By midnight, Shen Fu was working in silence—emails flying, fake profiles warming up, shell companies linked and unlinked in carefully timed moves.
He filed a quiet appeal with a clerk who liked milk tea and discreet envelopes.
He used an obscure business policy to file a community redevelopment proposal on Hana's zone.
He activated a proxy buyer—an old man with no social media and a habit of playing mahjong near the courthouse.
Every move was subtle. Every trace led nowhere.
By the end of the third day, the lien on Hana's had been put into dispute, halting any claim from Qin Han's side.
The building was still a mess—but now it was Shen's battlefield.
Back at Game Zone
Xiaodie tossed a bottle of cold soda his way. "You didn't even flinch. You knew this would happen?"
"I didn't know," Shen Fu said, cracking it open. "But I planned for it."
He looked up at the sky, dark clouds hanging low.

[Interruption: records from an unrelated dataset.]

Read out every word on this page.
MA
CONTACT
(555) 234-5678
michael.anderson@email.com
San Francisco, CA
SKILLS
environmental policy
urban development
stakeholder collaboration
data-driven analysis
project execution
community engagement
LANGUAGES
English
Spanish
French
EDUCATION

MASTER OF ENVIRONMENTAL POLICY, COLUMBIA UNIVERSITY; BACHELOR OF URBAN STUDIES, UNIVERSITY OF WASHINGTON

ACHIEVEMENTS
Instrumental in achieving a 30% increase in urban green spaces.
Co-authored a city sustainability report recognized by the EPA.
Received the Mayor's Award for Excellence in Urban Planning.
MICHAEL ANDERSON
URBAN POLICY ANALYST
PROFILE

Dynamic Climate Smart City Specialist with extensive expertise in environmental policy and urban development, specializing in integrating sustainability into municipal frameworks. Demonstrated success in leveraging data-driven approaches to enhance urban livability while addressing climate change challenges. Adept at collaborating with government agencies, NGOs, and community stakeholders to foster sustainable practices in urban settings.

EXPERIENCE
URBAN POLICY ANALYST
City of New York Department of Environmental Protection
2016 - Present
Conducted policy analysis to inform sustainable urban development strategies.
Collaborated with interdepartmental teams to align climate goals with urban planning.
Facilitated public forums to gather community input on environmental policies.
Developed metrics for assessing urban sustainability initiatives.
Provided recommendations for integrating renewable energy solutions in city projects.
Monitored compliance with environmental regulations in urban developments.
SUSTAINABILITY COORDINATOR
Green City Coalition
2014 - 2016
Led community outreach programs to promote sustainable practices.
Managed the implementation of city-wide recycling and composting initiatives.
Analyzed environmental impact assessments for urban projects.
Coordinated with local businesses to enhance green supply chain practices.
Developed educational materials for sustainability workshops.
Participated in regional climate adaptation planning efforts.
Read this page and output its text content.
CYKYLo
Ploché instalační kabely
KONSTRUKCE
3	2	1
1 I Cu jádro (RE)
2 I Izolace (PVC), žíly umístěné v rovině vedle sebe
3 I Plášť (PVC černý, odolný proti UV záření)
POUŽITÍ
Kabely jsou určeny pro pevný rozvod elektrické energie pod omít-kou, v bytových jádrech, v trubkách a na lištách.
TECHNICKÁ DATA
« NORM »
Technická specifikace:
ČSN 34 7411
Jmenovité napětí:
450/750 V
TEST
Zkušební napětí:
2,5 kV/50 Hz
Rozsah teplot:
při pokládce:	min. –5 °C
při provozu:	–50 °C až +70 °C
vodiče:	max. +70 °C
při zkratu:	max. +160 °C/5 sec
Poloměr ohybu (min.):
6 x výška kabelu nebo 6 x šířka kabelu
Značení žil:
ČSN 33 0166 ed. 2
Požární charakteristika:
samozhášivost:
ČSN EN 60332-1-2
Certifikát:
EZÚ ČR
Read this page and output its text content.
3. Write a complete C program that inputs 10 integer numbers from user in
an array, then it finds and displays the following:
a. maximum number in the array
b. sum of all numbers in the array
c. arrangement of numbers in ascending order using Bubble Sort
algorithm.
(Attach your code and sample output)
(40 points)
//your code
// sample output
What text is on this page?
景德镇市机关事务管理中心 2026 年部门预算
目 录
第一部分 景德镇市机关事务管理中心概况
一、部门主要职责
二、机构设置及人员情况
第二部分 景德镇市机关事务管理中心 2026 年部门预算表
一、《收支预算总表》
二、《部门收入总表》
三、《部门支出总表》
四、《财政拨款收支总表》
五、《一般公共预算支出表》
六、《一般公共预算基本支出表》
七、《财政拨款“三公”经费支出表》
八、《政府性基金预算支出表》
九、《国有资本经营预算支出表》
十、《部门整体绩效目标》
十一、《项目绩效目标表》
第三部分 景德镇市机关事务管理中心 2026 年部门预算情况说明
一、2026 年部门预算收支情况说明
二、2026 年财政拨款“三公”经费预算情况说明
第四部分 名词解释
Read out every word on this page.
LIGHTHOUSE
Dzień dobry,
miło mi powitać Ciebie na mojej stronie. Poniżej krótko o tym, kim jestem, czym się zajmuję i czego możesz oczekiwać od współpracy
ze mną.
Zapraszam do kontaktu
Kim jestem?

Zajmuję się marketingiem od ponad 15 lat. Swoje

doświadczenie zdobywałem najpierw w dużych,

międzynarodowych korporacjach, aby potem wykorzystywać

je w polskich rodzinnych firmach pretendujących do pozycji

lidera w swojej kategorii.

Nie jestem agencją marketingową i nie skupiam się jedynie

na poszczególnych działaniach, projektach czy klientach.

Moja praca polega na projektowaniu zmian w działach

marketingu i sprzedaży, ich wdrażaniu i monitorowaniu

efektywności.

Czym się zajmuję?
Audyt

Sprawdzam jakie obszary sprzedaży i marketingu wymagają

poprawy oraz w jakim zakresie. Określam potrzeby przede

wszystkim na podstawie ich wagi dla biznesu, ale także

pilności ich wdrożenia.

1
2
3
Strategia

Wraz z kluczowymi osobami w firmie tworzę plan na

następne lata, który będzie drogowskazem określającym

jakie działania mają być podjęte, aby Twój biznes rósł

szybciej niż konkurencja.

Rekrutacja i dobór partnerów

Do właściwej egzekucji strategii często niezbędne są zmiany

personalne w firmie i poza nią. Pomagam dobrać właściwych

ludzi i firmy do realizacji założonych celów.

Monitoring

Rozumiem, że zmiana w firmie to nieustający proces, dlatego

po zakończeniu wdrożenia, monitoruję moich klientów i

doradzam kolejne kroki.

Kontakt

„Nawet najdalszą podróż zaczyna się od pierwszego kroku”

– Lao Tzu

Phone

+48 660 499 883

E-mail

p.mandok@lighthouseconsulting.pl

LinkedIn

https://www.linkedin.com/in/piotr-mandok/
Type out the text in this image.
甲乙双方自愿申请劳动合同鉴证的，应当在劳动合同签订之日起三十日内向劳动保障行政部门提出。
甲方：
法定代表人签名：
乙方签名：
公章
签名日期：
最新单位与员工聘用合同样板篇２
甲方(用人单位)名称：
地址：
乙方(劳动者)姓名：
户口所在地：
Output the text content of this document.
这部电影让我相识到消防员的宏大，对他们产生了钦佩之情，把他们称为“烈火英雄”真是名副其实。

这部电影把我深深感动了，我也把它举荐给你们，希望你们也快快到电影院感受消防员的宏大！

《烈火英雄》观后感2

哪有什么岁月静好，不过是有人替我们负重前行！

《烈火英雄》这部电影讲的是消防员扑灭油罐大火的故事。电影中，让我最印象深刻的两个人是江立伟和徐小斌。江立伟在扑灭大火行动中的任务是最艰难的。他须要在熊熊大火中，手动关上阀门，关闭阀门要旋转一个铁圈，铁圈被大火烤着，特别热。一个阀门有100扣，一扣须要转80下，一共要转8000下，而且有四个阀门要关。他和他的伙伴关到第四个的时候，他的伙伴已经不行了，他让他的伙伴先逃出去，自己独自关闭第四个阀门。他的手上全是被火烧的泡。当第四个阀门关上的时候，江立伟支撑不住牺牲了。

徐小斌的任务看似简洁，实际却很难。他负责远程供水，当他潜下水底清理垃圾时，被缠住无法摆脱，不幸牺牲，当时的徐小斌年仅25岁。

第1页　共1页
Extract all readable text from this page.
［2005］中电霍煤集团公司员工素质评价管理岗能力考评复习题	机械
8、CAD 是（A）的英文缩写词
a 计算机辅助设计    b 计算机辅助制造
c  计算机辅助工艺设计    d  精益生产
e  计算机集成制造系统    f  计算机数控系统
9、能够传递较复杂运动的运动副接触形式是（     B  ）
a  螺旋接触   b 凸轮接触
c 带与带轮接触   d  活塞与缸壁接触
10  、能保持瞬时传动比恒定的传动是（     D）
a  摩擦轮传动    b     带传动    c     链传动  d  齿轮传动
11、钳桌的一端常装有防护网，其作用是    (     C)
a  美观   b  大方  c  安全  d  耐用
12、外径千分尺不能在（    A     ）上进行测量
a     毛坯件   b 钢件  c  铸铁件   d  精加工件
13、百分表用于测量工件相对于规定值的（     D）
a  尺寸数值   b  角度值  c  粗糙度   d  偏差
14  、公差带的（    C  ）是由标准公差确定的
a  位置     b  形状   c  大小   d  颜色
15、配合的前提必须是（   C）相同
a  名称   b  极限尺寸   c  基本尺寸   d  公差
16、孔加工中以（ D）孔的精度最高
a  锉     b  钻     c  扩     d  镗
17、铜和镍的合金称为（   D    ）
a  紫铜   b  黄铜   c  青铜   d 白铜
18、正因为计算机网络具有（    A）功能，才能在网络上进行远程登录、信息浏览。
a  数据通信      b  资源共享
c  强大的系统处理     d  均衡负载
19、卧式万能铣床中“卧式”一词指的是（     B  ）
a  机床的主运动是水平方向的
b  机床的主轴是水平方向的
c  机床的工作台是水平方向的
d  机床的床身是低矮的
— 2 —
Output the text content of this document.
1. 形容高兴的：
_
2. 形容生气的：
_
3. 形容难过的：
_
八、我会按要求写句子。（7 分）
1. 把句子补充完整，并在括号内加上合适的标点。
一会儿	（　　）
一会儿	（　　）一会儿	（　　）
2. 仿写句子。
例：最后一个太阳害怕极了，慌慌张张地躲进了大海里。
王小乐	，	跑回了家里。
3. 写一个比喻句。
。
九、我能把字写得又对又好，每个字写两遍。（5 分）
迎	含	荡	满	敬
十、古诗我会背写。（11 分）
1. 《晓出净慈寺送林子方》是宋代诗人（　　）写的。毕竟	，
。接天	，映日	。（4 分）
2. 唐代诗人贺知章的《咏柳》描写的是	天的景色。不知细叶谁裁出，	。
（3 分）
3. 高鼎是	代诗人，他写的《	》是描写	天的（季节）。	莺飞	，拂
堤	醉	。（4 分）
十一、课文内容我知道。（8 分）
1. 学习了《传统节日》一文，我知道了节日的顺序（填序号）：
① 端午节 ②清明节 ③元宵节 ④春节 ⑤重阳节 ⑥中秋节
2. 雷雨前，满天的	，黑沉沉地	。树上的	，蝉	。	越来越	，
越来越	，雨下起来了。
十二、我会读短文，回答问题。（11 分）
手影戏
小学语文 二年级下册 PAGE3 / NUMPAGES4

"This isn't about buying buildings. It's about sending signals. If I cave once, people start calling Qin Han first."
Xiaodie grinned. "Then let's make sure they remember your name."
News reached Qin Han quickly.
The lien? Frozen.
The city filing? Under review.
The buyer? Unknown.
The hold? Untouchable.
Qin Han stood motionless in his office, one hand tapping the rim of his glass.
"So," he said softly. "You have claws after all."
He stared at the file with Shen Fu's name. The same kid who once polished his car windows for a tip.
Now, he was walking into Qin Han's domain and building nests.
"Let's see how well you fly when the storm starts."